November 21 2011
The government has entered into several production sharing agreements with different contractors pursuant to the Petroleum Act. Each contractor is authorised to conduct petroleum explorations as defined by the act, within a designated area defined by the relevant agreement. While, according to Section 3 of the act, "the entire property in and control over all petroleum and accompanying substances, in whatever physical state located on or under the territory of Belize…are vested exclusively in the Government of Belize", and while the government may by contract "provide for a contractor to acquire property in, title to or control over any petroleum within Belize", the owner of the land which is the subject of an agreement retains certain rights in relation to the conduct of petroleum operations on and under such land.
Section 26(1)(b) of the act provides that a contractor shall not exercise any of its rights under a petroleum contract except with the written consent of the owner or lawful occupier of the land (except in the case of land set apart for a public purpose; land dedicated as a place of burial or which has religious significance; and other land already subject to some public use where the consent of a local authority may be required). Section 26(2) of the act specifically provides that any consent may be subject to such conditions as specified in the instrument of consent.

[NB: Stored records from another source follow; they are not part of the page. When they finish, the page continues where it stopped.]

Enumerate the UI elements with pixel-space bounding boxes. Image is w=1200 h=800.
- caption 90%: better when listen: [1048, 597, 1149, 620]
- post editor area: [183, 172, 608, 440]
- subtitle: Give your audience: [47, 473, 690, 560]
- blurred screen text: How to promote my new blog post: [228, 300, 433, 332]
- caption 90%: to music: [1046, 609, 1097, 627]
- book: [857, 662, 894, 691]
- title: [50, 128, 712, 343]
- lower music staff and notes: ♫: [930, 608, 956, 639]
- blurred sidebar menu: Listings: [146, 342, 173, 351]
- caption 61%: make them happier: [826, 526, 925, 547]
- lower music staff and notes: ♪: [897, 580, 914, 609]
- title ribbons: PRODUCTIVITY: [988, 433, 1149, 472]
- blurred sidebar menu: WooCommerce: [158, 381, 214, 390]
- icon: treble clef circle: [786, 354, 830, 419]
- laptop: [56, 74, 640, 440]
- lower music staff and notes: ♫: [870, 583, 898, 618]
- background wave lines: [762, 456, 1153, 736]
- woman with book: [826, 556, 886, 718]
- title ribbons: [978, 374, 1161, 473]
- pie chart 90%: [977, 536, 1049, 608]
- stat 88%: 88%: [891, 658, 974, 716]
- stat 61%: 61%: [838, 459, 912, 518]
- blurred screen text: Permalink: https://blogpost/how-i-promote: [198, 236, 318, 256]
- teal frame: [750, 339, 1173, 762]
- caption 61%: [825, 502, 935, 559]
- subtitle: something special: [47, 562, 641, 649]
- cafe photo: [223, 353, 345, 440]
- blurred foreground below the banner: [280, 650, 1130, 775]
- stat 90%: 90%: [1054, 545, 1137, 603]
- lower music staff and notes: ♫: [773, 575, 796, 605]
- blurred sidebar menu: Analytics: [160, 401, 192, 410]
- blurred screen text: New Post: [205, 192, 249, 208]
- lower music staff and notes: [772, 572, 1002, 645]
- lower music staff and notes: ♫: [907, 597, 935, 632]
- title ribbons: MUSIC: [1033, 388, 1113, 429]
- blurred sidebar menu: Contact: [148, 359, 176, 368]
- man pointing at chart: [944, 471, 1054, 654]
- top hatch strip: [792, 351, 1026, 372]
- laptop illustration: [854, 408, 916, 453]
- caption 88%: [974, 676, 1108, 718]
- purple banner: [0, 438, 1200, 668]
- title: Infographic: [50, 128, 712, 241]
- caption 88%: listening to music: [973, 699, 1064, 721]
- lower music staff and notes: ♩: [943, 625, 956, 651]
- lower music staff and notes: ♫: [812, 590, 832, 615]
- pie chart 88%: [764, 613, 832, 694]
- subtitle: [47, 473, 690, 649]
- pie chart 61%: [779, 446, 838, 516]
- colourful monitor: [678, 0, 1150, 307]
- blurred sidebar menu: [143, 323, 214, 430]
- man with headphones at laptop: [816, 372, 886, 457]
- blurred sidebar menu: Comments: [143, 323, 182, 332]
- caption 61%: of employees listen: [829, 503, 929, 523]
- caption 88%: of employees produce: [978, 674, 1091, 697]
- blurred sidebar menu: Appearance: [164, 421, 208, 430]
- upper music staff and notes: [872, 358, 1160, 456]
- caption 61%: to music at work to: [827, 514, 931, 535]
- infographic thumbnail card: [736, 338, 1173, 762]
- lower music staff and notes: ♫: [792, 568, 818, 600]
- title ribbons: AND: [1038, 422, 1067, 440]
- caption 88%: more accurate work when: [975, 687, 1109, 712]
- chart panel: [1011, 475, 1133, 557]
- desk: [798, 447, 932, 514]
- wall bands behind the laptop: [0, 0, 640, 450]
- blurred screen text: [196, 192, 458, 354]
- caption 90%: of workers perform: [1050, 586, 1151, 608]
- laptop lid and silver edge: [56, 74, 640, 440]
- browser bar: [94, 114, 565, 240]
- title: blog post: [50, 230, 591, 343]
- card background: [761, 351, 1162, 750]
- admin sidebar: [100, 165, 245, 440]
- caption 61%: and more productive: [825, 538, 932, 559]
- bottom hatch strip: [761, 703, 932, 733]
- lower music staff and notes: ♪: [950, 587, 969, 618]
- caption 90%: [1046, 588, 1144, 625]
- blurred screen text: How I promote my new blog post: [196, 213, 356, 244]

Where consent is withheld by a landowner, the minister must consider both the owner and the contractor's reasoning, and if he or she is satisfied that consent has been unreasonably withheld, he or she may instruct the owner to allow petroleum operations to continue on such terms as he or she determines. Therefore, where a landowner and a contractor can agree terms, there is no need for government intervention.
The contractor is given authority by the act to erect buildings, machinery or plants, acquire easements and rights of way, use water, construct bridges, roads and facilities as is necessary to enable it to conduct petroleum operations, but the right to carry out such activities must be exercised reasonably so as not to affect adversely the interests of any owner or lawful occupier and only to the extent necessary for the operations. Such rights terminate when the contract to which they relate expires or is terminated.
Section 27(6) of the act provides that a contractor is liable to pay the owner or lawful occupier fair and reasonable compensation in respect of any disturbance or damage to crops, trees, buildings, stock, works or other property. Such compensation shall be determined by agreement between the parties, or if they fail to agree, the appropriate sum will be determined in accordance with the provisions of the Arbitration Act. Since the parties are free to determine the conditions subject to which the landowner's consent is given, it is left to them to agree beforehand on a figure which they estimate is sufficient to compensate the owner. It is important that the freedom of contract between the owner and the contractor in these matters is not restricted in any way. There have been some instances where the Department of Geology and Petroleum has insisted on approving the terms of the agreement between owner and contractor before entry into such an agreement; this is not prescribed for in the act .
Finally, according to Section 31(4) of the act, the owner of private land beneath which petroleum is found is entitled to receive 5% of the royalties that the government collects.